In reading an article about Cincinnati I came across this line,
More than any skycraper, special event or sports team, Cincinnati is defined by its 52 neighborhoods and the people who choose to call them home.
It got me thinking about Greenfield and other small communities. What we are as a whole is not defined by what one reads in the police and court reports, or the headlines in our local newspapers. Certainly we suffer the effects of drugs and unemployment, just like most American communities today, especially in rural and intercity areas.
Be it Cincinnati, Chicago, New York City or Greenfield, we are not defined by our liabilities, our baser elements. We are defined by our greatest assets, our people. The average person in Greenfield is a good, honest, willing to work, willing to pay taxes, willing to be a little league coach or a Boy Scout leader kind of person.
It’s easy to lose sight of this if one gives too much attention to the nay-sayers or the headlines. But, as often happens in our town, just when you think we’ve fallen off a cliff an individual or group comes along, makes something wonderful happen, and restores my faith in the goodness of our people.
Jennifer Lowe, in the past year, has taken on several projects including spiffing up Imagination Kingdom playground and organizing the Light Up City Hall project. Ron Dudley has been very active in village clean up drives, community walks and yard sales, and restoration of our once tree-lined streets. The several people who serve on 3G have worked hard to stage such events as Oktoberfest and Blues Brews & Stews. 3G spends its earnings on furthering community improvements and planning new activities for the continued enrichment of life in Greenfield.
Every year, for several decades, the Rotary has sponsored the Greene Country Towne Festival which is the largest community event of every year. It continues to bring thousands of people into the downtown area where they happily rub elbows with old friends and make new ones. The proceeds from the festival are pumped right back into operating the Ralph Phillips Recreation Center where many events take place throughout the year.
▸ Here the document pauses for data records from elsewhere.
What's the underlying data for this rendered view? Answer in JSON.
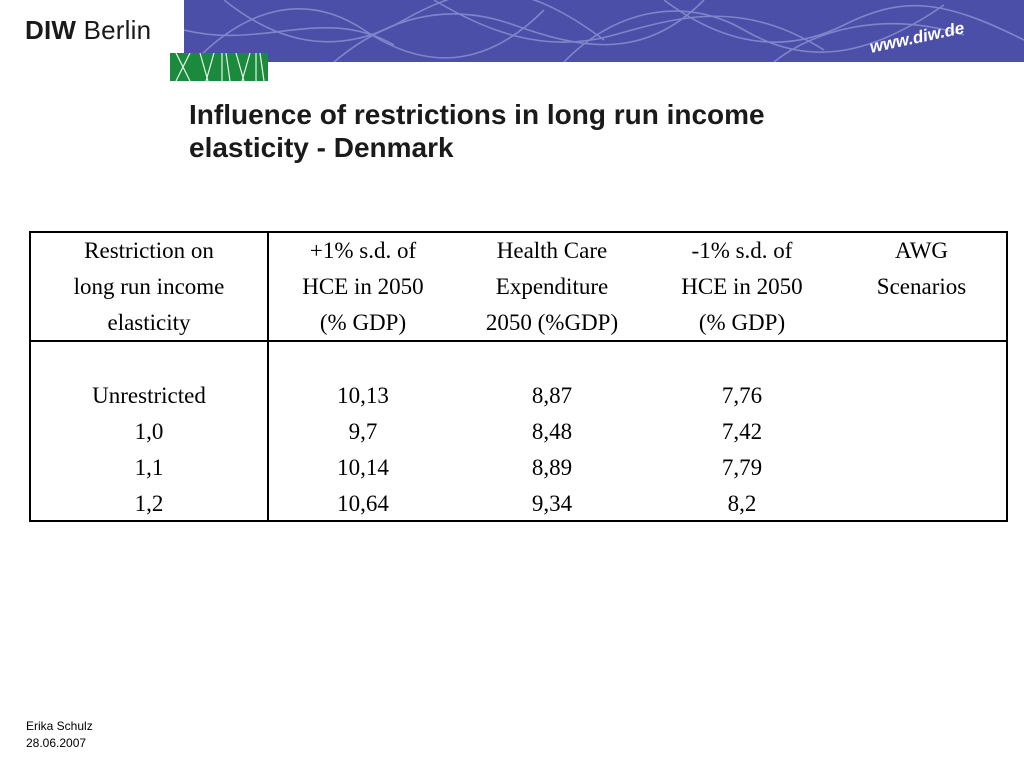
{
  "header": {
    "logo_bold": "DIW",
    "logo_regular": "Berlin",
    "url": "www.diw.de",
    "colors": {
      "banner": "#4b4fa8",
      "green": "#1b8a3d"
    }
  },
  "title": {
    "line1": "Influence of restrictions in long run income",
    "line2": "elasticity - Denmark"
  },
  "table": {
    "headers": [
      [
        "Restriction on",
        "long run income",
        "elasticity"
      ],
      [
        "+1% s.d. of",
        "HCE in 2050",
        "(% GDP)"
      ],
      [
        "Health Care",
        "Expenditure",
        "2050 (%GDP)"
      ],
      [
        "-1% s.d. of",
        "HCE in 2050",
        "(% GDP)"
      ],
      [
        "AWG",
        "Scenarios",
        ""
      ]
    ],
    "columns": [
      [
        "Unrestricted",
        "1,0",
        "1,1",
        "1,2"
      ],
      [
        "10,13",
        "9,7",
        "10,14",
        "10,64"
      ],
      [
        "8,87",
        "8,48",
        "8,89",
        "9,34"
      ],
      [
        "7,76",
        "7,42",
        "7,79",
        "8,2"
      ],
      [
        "",
        "",
        "",
        ""
      ]
    ]
  },
  "footer": {
    "author": "Erika Schulz",
    "date": "28.06.2007"
  }
}
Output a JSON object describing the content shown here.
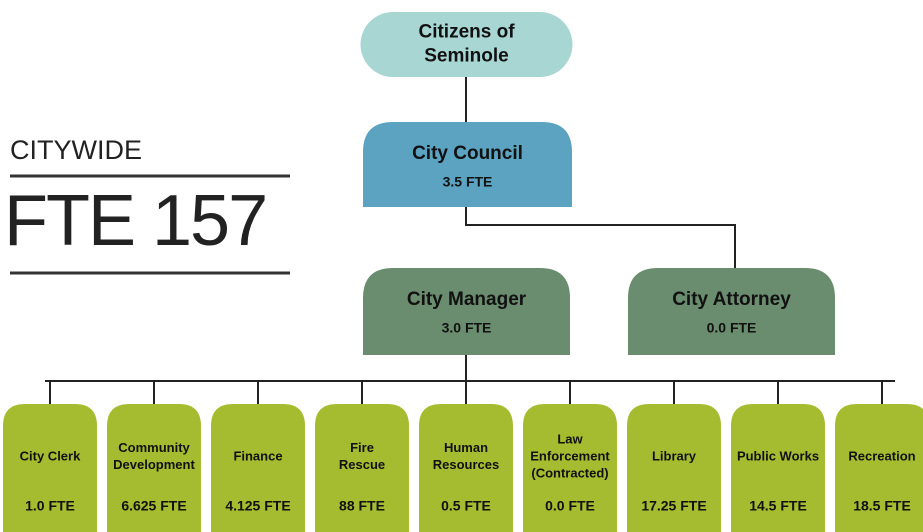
{
  "summary": {
    "label": "CITYWIDE",
    "total": "FTE 157"
  },
  "top": [
    {
      "label": [
        "Citizens of",
        "Seminole"
      ]
    },
    {
      "label": [
        "City Council"
      ],
      "fte": "3.5 FTE"
    },
    {
      "label": [
        "City Manager"
      ],
      "fte": "3.0 FTE"
    },
    {
      "label": [
        "City Attorney"
      ],
      "fte": "0.0 FTE"
    }
  ],
  "departments": [
    {
      "label": [
        "City Clerk"
      ],
      "fte": "1.0 FTE"
    },
    {
      "label": [
        "Community",
        "Development"
      ],
      "fte": "6.625 FTE"
    },
    {
      "label": [
        "Finance"
      ],
      "fte": "4.125 FTE"
    },
    {
      "label": [
        "Fire",
        "Rescue"
      ],
      "fte": "88 FTE"
    },
    {
      "label": [
        "Human",
        "Resources"
      ],
      "fte": "0.5 FTE"
    },
    {
      "label": [
        "Law",
        "Enforcement",
        "(Contracted)"
      ],
      "fte": "0.0 FTE"
    },
    {
      "label": [
        "Library"
      ],
      "fte": "17.25 FTE"
    },
    {
      "label": [
        "Public Works"
      ],
      "fte": "14.5 FTE"
    },
    {
      "label": [
        "Recreation"
      ],
      "fte": "18.5 FTE"
    }
  ]
}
A couple of times each year the Paint Creek Fire District breaks out the screen house and fryers to continue a decades long tradition of frying up fish for all to enjoy. And come Super Bowl Sunday we know the Mother’s Club will be serving up sub sandwiches.
The Greenfield Historical Society may be one of the most active in the state. They maintain a number of historical museum properties, they archive and catalog thousands artifacts, they’ve published at least two volumes of community history, organized an area wide barn quilt project, and each year they sponsor such events as a Formal Tea, Sunday dinners at the Grain and Hay, History Day, Ghost Walk, Cemetery Walk, and Christmas Tour of Homes
The list of things our people do to make for a better life in Greenfield is almost endless and includes such things as all the little league sports activities, the annual Darrel Unger fishing derby, Halloween and Christmas parades, the annual duck race, the holiday craft show, Breakfast with Santa, and much more than what readily comes to mind.
All the people who help organize and stage these activities and events and all the many more who show up and take part are, without doubt, what defines our small piece of real estate.
So the next time someone proclaims Greenfield a deadzone or the next time you pick up the paper and the front page is splattered with news of police pursuits, meth house discoveries, Grand Jury indictments, etc., just remember that those things are but a small percentage of what happens during our days. In spite of the front page good will always far outweigh the bad.